English mathematician James Sylvester introduced the term matrix in the 19th-century. As far as the JEE Main exam is concerned, the matrix is an important topic. Students can expect 2-3 questions from this topic. This is an easy topic if learned properly. The mathematician Arthur Cayley developed the algebraic aspect of a matrix in the 1850s. Matrix is an important branch of Mathematics that is learned under linear algebra. Most properties and operations of abstract linear algebra can be expressed using a matrix.

A matrix is a rectangular array of m × n numbers in the form of m horizontal lines and n vertical lines. It is called a matrix of order m by n, written as m × n matrix. A matrix having n rows and n columns is known as a square matrix of order n. The important types of matrices are given below:

- Symmetric matrix
- Skew symmetric matrix
- Idempotent matrix
- Involuntary matrix
- Orthogonal matrix

We can represent a matrix by B = [b_{ij}] _{mxn}. Here b_{11}, b_{12}, ….. etc., are known as the elements of matrix B, where b_{ij} belongs to the i^{th} row and j^{th} column and is called the (i, j)^{th }element of the matrix B = [b_{ij}].

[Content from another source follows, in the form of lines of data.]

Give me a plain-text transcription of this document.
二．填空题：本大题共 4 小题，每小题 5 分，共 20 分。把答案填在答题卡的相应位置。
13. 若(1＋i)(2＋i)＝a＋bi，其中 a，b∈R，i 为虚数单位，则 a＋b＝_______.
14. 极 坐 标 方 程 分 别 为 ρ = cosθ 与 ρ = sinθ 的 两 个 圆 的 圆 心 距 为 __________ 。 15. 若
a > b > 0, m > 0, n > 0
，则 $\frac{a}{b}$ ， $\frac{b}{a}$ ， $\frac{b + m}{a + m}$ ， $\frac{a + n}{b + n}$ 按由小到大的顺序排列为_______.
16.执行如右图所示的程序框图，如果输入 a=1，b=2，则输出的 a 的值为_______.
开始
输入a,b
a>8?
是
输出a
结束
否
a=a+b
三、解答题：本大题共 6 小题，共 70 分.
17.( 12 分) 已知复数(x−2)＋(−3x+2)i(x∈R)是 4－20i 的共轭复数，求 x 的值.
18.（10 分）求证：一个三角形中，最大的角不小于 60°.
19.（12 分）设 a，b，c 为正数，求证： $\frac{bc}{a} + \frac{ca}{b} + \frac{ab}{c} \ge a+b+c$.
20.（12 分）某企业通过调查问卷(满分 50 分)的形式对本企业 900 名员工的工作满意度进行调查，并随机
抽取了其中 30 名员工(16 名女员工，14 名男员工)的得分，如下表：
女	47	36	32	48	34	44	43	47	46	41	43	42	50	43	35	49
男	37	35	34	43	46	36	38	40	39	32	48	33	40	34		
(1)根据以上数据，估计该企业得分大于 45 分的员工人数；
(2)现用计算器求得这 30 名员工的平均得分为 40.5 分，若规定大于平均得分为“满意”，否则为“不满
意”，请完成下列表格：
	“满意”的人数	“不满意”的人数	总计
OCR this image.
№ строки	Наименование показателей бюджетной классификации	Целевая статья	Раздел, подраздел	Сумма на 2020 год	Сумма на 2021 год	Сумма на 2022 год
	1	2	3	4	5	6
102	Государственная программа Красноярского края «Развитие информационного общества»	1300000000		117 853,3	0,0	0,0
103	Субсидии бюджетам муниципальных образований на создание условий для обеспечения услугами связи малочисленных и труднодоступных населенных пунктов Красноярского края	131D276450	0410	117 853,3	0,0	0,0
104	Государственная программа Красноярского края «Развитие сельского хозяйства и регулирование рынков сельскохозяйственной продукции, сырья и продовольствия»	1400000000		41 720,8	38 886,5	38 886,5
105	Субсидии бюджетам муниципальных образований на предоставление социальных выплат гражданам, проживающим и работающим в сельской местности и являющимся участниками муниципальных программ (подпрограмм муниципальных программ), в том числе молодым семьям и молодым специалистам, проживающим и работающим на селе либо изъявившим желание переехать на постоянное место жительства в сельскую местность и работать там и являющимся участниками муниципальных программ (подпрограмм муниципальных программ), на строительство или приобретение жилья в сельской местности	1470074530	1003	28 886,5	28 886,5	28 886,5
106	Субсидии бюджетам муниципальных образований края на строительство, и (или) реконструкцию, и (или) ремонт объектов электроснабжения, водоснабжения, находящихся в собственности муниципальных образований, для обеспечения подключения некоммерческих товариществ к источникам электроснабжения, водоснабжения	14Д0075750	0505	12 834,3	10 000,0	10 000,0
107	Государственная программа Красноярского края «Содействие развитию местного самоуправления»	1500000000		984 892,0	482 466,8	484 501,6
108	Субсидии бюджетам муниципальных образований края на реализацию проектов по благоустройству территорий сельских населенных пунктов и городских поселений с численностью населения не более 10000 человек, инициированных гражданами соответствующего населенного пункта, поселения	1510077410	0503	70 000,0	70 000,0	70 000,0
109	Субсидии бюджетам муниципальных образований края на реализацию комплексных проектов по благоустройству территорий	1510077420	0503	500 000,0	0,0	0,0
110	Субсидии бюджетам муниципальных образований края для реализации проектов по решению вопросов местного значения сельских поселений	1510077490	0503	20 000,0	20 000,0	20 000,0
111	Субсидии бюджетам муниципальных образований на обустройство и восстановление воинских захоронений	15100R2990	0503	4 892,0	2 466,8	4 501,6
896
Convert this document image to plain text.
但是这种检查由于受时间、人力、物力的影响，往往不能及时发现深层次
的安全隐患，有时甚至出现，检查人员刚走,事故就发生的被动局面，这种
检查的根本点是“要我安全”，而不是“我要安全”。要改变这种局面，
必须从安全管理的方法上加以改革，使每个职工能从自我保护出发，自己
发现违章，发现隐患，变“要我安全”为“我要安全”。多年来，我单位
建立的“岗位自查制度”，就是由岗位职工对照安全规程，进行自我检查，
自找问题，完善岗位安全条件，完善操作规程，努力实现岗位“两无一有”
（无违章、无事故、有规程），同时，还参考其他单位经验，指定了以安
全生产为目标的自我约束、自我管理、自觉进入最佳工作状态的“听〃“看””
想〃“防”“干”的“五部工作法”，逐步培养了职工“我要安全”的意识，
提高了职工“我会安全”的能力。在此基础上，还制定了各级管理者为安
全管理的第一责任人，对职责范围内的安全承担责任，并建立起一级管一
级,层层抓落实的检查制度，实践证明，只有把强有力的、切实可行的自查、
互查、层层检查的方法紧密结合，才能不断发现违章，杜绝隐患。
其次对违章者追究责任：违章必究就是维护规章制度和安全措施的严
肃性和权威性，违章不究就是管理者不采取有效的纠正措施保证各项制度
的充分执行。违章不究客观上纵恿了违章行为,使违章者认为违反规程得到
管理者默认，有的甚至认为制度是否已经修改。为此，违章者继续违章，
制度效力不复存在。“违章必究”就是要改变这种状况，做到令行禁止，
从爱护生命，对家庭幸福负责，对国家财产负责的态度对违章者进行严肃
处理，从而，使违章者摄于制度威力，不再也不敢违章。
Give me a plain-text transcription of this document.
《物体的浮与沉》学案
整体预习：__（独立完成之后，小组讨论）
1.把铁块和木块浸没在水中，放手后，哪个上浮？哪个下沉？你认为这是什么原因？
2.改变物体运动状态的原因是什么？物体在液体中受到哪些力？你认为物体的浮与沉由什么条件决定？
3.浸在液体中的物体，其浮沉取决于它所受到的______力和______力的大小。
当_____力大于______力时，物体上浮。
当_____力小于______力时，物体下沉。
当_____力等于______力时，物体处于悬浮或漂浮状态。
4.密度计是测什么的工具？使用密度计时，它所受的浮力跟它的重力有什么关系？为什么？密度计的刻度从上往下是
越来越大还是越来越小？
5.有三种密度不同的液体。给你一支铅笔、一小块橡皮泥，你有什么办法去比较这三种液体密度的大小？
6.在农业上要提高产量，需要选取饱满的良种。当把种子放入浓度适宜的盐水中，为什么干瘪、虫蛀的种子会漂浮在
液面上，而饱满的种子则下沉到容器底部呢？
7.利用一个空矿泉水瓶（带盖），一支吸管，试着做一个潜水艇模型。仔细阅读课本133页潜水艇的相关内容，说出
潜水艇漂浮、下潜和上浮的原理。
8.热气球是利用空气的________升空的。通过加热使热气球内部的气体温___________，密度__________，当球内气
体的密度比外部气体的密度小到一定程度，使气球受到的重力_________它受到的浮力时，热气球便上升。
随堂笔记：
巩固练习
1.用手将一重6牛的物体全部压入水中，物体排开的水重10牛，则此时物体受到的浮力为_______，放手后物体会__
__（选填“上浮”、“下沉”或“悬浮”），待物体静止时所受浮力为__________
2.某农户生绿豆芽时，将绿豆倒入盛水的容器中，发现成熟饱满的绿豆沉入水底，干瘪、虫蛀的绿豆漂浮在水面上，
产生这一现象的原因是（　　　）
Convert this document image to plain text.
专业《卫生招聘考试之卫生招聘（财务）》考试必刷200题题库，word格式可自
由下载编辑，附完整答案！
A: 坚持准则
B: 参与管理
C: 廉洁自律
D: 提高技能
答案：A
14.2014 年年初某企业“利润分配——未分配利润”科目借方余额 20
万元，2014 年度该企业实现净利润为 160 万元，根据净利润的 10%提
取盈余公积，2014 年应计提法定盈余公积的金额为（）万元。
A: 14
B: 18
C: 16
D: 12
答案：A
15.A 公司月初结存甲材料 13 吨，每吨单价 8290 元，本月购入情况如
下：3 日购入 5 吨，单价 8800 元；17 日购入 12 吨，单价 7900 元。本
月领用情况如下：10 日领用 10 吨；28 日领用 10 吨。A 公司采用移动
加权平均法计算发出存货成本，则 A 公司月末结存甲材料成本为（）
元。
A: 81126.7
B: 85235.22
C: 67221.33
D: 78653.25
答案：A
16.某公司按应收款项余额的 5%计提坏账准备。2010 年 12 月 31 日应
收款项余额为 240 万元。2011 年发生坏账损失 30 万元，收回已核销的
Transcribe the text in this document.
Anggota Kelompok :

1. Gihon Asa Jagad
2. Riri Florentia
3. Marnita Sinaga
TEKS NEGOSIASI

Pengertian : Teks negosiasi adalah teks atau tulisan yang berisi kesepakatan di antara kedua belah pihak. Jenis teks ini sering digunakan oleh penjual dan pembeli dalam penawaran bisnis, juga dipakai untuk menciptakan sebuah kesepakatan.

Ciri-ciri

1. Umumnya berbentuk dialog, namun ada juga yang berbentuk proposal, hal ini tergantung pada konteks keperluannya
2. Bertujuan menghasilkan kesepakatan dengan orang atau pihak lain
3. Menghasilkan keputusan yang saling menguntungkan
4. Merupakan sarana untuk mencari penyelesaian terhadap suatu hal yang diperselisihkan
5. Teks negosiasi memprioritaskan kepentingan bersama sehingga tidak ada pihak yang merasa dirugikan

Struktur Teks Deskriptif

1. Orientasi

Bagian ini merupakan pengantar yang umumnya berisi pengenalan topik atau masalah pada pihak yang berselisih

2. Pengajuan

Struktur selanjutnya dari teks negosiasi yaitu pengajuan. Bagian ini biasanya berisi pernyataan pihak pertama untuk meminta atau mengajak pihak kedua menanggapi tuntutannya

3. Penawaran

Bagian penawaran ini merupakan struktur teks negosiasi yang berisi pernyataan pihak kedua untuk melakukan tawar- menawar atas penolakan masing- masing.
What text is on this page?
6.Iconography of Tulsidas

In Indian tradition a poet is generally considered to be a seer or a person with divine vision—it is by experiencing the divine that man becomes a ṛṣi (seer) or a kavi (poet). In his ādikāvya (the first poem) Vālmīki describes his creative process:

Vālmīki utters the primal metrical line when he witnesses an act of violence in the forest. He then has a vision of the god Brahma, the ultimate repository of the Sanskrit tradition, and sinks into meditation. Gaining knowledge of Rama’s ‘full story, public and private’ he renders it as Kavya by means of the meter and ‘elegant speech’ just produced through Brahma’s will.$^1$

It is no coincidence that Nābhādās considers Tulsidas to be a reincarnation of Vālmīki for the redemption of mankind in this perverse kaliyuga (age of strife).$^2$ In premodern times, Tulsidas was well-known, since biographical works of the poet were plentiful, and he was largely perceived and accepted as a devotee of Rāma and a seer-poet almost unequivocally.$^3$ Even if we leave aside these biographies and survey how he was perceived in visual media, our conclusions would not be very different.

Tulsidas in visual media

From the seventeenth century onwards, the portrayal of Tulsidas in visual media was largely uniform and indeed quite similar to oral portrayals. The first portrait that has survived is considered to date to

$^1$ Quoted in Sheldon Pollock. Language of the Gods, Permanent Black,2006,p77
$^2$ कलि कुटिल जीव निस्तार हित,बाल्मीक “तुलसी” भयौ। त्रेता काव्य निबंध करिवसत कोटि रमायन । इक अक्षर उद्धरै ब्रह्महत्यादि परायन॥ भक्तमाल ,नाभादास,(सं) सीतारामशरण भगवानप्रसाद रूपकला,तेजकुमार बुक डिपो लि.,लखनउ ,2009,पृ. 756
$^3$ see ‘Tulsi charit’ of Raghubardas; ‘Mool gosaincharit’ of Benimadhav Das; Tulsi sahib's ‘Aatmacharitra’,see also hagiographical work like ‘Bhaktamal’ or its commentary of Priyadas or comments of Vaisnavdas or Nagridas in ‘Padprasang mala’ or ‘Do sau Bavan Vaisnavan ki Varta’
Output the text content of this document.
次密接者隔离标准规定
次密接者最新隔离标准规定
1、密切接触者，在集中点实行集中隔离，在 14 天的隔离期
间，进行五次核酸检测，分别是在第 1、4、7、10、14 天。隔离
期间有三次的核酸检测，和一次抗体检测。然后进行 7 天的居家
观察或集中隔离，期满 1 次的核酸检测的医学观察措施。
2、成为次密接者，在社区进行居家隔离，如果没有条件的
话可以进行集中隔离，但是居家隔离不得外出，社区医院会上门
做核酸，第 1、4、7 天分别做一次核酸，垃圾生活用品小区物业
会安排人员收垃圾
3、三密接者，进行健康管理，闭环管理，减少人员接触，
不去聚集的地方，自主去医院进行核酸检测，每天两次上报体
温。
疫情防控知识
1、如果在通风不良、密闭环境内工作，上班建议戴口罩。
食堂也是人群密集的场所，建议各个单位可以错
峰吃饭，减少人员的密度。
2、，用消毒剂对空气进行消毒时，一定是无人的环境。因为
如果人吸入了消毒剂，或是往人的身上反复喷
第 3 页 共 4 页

A matrix represents linear maps and allows explicit calculations in linear algebra. Hence, the study of matrices is a large part of linear algebra. Multiplication of **matrices** can denote the composition of linear maps. Matrix has a wide range of applications in geometry. For example, these are used for specifying and representing geometric transformations and coordinate changes. A large number of computational problems can be solved by reducing them to a matrix computation. It also involves computation with matrices of huge dimensions.

**Important Formulas**

Let A and B represent two square matrices of the order n, and I_{n} represent the unit matrix.

(1) A.(adj A) = |A| I_{n}

(2) adj (I_{n}) = I_{n}

(3) adj (AB) = adj B. adj A

(4) (A^{T})^{T} = A

**Transpose of a Matrix**

Consider a matrix B of order m×n. We can find the transpose of B by interchanging the rows and columns of the matrix. The transpose of B is denoted by B^{T}. It will be of order n×m.

**Eigenvectors of a Matrix**

Eigenvector is associated with a set of linear equations. It is also used for solving differential equations and many other applications related to them. To find the **eigenvectors of a matrix**, we use the equation det(A-λI) = 0. Represent each eigenvalue by λ_{1}, λ_{2}.. Then put the value of λ_{1} in AX = λ_{1}X and find the value of eigenvector X corresponding to λ_{1}. Similarly, find λ_{2}, λ_{3,} etc.

The decomposition of the eigenvector is used to solve linear equations of the first order, in ranking matrices, in differential calculus, etc. In physics, these are used in a simple mode of oscillation. Eigenvectors have applications in quantum mechanics. Students are recommended to practise previous years’ question papers on matrix. Solving chapter-wise questions will help students to understand the difficulty level of each chapter.